Still, no one is breaking out any champagne. As CoreLogic’s Fleming pointed out, “it will probably take several years for the shadow inventory to be absorbed given the long timelines in processing and completing foreclosures.”
That may well be true. But as noted in 7 Reasons Why Now is a Good Time to Buy a Home, not every state is buried in foreclosures. For example, while 53 percent of recent sales in Nevada were foreclosures, they represent just 7 percent of the New York state sales.

The Big Wild Card
There is one other market driver that could spell the most surprise for the housing market, and not in a good way. CoreLogic reports that there are nearly 11 million homeowners with negative equity, meaning their mortgage is higher than their home’s value. And 2 million of those underwater homeowners are more than 50 percent underwater. Those are the big wild cards in whether the recent less-bad news about the housing market continues, or we get smacked with another leg down. And a lot of that is going to be determined not so much by the housing market itself, but whether the economic soft patch doesn’t ossify and we’re able get some meaningful job growth.
But again, just as with the foreclosure data, the negative equity story is also skewed by what’s going on a few of the hardest hit states. CoreLogic says that 22.7 percent of all homeowners are underwater.
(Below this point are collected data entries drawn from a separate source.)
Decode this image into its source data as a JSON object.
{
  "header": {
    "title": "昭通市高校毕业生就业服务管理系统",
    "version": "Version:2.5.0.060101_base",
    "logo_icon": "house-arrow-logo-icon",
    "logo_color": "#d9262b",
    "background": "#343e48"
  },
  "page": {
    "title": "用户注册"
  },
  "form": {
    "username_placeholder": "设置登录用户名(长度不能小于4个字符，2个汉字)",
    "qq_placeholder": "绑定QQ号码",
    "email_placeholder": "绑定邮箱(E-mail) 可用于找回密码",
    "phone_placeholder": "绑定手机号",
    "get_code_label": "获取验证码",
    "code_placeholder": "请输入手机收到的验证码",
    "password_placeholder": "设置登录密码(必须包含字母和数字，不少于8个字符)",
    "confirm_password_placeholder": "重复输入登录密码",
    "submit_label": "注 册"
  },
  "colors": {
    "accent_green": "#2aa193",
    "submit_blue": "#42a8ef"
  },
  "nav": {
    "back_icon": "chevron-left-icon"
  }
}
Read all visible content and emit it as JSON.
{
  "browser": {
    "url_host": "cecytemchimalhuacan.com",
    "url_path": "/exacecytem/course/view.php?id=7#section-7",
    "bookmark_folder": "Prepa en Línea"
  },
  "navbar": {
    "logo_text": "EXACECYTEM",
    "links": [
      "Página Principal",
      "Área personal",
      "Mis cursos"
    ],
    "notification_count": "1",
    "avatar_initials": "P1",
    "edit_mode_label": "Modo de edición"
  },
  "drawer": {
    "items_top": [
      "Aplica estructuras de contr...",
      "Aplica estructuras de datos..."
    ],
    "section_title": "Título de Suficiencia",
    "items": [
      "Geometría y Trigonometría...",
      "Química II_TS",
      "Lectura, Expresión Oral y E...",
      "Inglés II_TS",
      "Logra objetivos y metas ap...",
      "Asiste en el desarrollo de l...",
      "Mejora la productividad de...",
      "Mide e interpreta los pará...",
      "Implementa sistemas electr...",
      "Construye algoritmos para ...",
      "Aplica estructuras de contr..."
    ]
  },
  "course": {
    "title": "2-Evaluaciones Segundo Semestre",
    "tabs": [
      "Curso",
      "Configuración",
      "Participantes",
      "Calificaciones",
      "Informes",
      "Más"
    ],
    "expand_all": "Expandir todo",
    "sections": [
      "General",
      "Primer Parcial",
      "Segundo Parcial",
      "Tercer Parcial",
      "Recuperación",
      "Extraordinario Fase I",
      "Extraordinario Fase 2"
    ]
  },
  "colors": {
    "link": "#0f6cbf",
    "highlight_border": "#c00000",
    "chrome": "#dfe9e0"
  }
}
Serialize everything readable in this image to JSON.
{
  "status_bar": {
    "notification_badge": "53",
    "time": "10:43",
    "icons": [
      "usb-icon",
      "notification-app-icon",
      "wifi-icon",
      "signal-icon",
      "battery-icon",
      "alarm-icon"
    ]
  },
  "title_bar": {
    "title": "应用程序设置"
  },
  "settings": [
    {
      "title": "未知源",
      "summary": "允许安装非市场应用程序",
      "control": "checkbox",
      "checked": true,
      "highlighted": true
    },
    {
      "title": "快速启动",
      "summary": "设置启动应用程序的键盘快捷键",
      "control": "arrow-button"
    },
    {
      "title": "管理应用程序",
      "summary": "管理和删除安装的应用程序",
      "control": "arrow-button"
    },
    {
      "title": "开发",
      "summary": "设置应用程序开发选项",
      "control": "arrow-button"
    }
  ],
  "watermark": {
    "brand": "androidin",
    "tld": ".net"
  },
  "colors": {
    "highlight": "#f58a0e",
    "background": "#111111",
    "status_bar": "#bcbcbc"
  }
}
But looking at just the most troubled states — Arizona, Florida, Michigan, and California — the share of homeowners that are under water jumps to 39 percent. Outside of those five states, the negative equity share is a still bad (but not nearly as bad) 16 percent. - By Carla Fried

California May Home Sales an estimated 35,536 were Sold

An estimated 35,536 new and resale houses and condos were sold statewide last month. That was up 0.9 percent from 35,202 sales in April, and down 13.3 percent from 40,965 sales in May 2010. California sales for the month of May have varied from a low of 32,223 in 1995 to a high of 67,958 in 2004, while the average is 46,840. DataQuick's statistics go back to 1988.
The median price paid for a home in California last month was $249,000, unchanged from April, and down 10.4 percent from $278,000 in May 2010. The year-over-year decrease was the eighth in a row after 11 months of increases. The last time the median fell more on a year-over-year basis was in September 2009, when it fell 11.3 percent. The statewide median’s low point in the current cycle was $221,000 in April 2009, while the peak was $484,000 in early 2007.
Distressed property sales made up about 53 percent of California’s resale market last month.
Of the existing homes sold in May, 35.5 percent were properties that had been foreclosed on during the prior 12 months. That was down from 36.4 percent in April and about the same as 35.4 percent in May 2010. The all-time high was 58.5 percent in February 2009.
Short sales – transactions where the sale price fell short of what was owed on the property – made up an estimated 17.9 percent of resales last month. That was up from and estimated 16.9 percent in April but down from 18.9 percent a year earlier. Two years ago short sales made up 12.2 percent of the resale market.
The typical mortgage payment that home buyers committed themselves to paying last month was $1,025. That was down from $1,050 in April and and down from $1,178 in May 2010. Adjusted for inflation, last month's mortgage payment was 53.8 percent below the spring 1989 peak of the prior real estate cycle. It was 61.5 percent below the current cycle's peak in June 2006.
San Diego-based DataQuick monitors real estate activity nationwide and provides information to consumers, educational institutions, public agencies, lending institutions, title companies and industry analysts.
Indicators of market distress continue to move in different directions. Foreclosure activity has declined somewhat but remains high by historical standards. Financing with multiple mortgages is low, down payment sizes are stable, cash and non-owner occupied buying has eased a bit this spring but remains relatively high, DataQuick reported. - DQNews

Saturday, June 4, 2011

Slow-moving economy runs into 'brick wall'

By John W. Schoen - Policymakers, investors and economic forecasters are hoping that a sharp slowdown in economic growth last month was only a speed bump on an already bumpy road to recovery.
Because otherwise the ride could get a whole lot rougher.
Friday's jobs numbers showed that the economy produced a meager 54,000 new jobs in May with weakness across all sectors. The data capped a week of reports pointing to a sudden, unexpected slowdown in the recovery.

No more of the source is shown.